Statistical Analysis
Statistical Package for Social Sciences (Version 13.0, SPSS Inc.; Chicago, USA) was utilized for comparing cortical potentials evoked by syllables /bi/-/pi/ and /di/-/ti/. P1, N1, P2 and N2 response latencies and amplitudes were compared within the syllable pairs of /bi/-/pi/ and /di/-/ti/ with independent samples t-test.
RESULTS
/bi/-/pi/ and /di/-/ti/ speech tokens evoked P1-N1-P2-N2 responses with similar morphologies at the central zero (Cz) electrode (Figure 1, 2). For the sake of clarity, peaks are named together with their latencies.
Figure 1.
Cortical responses evoked by /bi/ and /pi/Cz: central zero electrode
Figure 2.
Cortical responses evoked by /di/ and /ti/Cz: central zero electrode
Comparison between responses evoked by /bi/-/pi/ and /di/-/ti/ pairs showed that N1, P2, and N2 response latencies were significantly shorter (t(9)=−3.48, p=.007; t(8)=−4, p=.01; and t(11)=−4, p=.002, respectively) for /bi/ (M=151.6, SD=9.88; M=220.44, SD=15.35; and M=311.67, SD=36.09, respectively) than for /pi/ (M=168, SD=14.85; M=233.11, SD=14.36; and M=344.33, SD=34.44, respectively). P2 and N2 amplitudes were significantly higher (t(7)=3.1, p=.017 and t(9)=−2.37, p=.042, respectively) for /di/ (M=5.48, SD=2.84 and M=−5.12, SD=3.87, respectively) than for /ti/ (M=3.37, SD=1.55 and M=−2.47, SD=1.39, respectively). N2 latencies of /di/ (M=333.2, SD=9.81) were significantly shorter (t(9)=−3.03, p=.014) than those of /ti/ (M=359.4, SD=25.96).

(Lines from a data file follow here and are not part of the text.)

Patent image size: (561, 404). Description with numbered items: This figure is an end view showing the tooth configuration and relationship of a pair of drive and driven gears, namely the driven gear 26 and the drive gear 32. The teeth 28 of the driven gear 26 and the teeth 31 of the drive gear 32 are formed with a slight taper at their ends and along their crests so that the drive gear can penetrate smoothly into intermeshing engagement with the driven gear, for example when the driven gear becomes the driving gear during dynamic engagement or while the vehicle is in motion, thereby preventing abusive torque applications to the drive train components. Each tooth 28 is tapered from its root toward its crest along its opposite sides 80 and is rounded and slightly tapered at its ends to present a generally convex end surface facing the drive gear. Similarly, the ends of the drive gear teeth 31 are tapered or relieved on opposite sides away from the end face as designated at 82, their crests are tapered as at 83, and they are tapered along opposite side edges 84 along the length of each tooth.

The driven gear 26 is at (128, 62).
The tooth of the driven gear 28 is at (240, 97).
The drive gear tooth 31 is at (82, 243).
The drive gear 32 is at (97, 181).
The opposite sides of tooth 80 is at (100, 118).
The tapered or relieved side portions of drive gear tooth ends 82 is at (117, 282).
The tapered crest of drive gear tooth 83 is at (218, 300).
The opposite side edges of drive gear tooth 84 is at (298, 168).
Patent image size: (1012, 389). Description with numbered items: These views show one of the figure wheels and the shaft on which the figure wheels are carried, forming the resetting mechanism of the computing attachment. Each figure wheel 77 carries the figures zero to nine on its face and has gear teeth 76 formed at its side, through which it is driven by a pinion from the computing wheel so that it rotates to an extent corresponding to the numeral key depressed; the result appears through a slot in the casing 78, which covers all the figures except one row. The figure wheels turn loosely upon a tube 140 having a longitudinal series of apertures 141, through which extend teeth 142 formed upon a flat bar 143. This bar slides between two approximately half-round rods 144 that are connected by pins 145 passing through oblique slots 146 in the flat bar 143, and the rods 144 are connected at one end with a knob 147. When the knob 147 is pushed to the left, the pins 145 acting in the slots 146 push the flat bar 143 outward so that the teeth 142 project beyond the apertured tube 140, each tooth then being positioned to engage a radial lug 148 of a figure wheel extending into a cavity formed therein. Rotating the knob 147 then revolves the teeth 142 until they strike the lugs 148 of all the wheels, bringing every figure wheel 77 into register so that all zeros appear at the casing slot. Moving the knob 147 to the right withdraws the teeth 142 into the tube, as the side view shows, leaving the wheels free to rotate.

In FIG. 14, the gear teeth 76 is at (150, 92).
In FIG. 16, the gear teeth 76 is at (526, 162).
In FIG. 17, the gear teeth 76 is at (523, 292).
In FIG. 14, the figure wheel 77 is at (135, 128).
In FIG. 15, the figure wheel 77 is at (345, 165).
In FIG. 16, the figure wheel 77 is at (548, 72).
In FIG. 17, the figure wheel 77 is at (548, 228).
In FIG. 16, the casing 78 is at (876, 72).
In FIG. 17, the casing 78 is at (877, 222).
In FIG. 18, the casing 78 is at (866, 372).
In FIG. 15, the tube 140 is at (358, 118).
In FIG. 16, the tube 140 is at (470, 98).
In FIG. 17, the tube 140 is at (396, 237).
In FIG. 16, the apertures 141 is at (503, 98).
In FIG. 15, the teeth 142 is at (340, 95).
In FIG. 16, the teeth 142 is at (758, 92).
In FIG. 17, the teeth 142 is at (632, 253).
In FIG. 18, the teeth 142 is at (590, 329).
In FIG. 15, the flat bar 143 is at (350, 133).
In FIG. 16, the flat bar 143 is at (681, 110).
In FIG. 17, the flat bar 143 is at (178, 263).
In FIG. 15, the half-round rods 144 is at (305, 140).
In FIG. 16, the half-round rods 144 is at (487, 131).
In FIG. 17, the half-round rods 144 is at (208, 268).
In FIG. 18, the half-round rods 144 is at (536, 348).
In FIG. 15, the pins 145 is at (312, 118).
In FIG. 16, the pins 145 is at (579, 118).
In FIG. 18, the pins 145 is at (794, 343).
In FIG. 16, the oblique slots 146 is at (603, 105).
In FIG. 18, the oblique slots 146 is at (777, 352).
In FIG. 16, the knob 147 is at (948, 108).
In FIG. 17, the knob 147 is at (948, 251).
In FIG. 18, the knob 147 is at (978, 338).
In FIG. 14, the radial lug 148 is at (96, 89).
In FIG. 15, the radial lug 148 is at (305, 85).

Responses evoked by consonant and vowel parts and by whole responses evoked by the CVSs are shown for /bi/, /pi/, /di/, and /ti/ in Figures 3, 4, 5, and 6 respectively. Similar to what was reported by Ostroff et al. [17], responses to CVSs are combinations of individual waveforms evoked by each part. For example, N1-P2-N2 peaks of /bi/ and /pi/ seem to be combinations of respective peaks of consonant and vowel-evoked responses, and the N1-P2-N2 peaks occurred at latencies in-between the respective peaks of consonant and vowel-evoked responses. When investigated in detail, it could be observed that the reason for early latencies for N1-P2 peaks of /bi/ seem to be related to earlier latencies of /b/-evoked N1-P2 peaks. The first negative and second positive peaks of /b/ were 146 ms and 214 ms, respectively, which were earlier than those of /p/ (160 ms and 224 ms, respectively). Moreover, because the time lag between consonant and vowel parts is longer in /pi/, the peaks evoked by /i/ have prolonged latency for this syllable, leading to a shift in latency of the /pi/-evoked peaks compared to /bi/. Here it can be observed that consonant duration leads to a shift in latencies of /pi/ in addition to a longer latency for the consonant-evoked part compared to /b/. For N2 latency, although the /b/-evoked N2 latency is prolonged compared to /p/ (334 and 326 ms, respectively), the time lag between the onset of /p/ and /i/ leads to a large difference in terms of /i/-evoked N2 latencies of /bi/ and /pi/ (314 ms and 338 ms, respectively).
Figure 3.
Cortical responses evoked by /b/, /i/, and /bi/Cz: central zero electrode
Figure 4.
Cortical responses evoked by /p/, /i/, and /pi/Cz: central zero electrode
Figure 5.
Cortical responses evoked by /d/, /i/, and /di/Cz: central zero electrode
Figure 6.
Cortical responses evoked by /t/, /i/, and /ti/Cz: central zero electrode
The combination is slightly different for /ti/, and P1 and N1 seem to be stemming only from the consonant part- P2 from consonant P2 and vowel N1, and N2 from consonant N2 and vowel P2-N2. The N2 latency difference between /di/ and /ti/ seems to be stemming from the longer latency of the /i/-evoked response belonging to /ti/ (390 ms) compared to the /i/-evoked N2 peak latency for /di/ (332 ms). Although /d/ and /t/-evoked N2 latencies are very close to each other (326 and 328 ms, respectively), unlike the case for /b/ and /p/, the /i/ part of the syllable /ti/ seems to be leading to a shift in N2 latency of the /ti/ compared to /di/.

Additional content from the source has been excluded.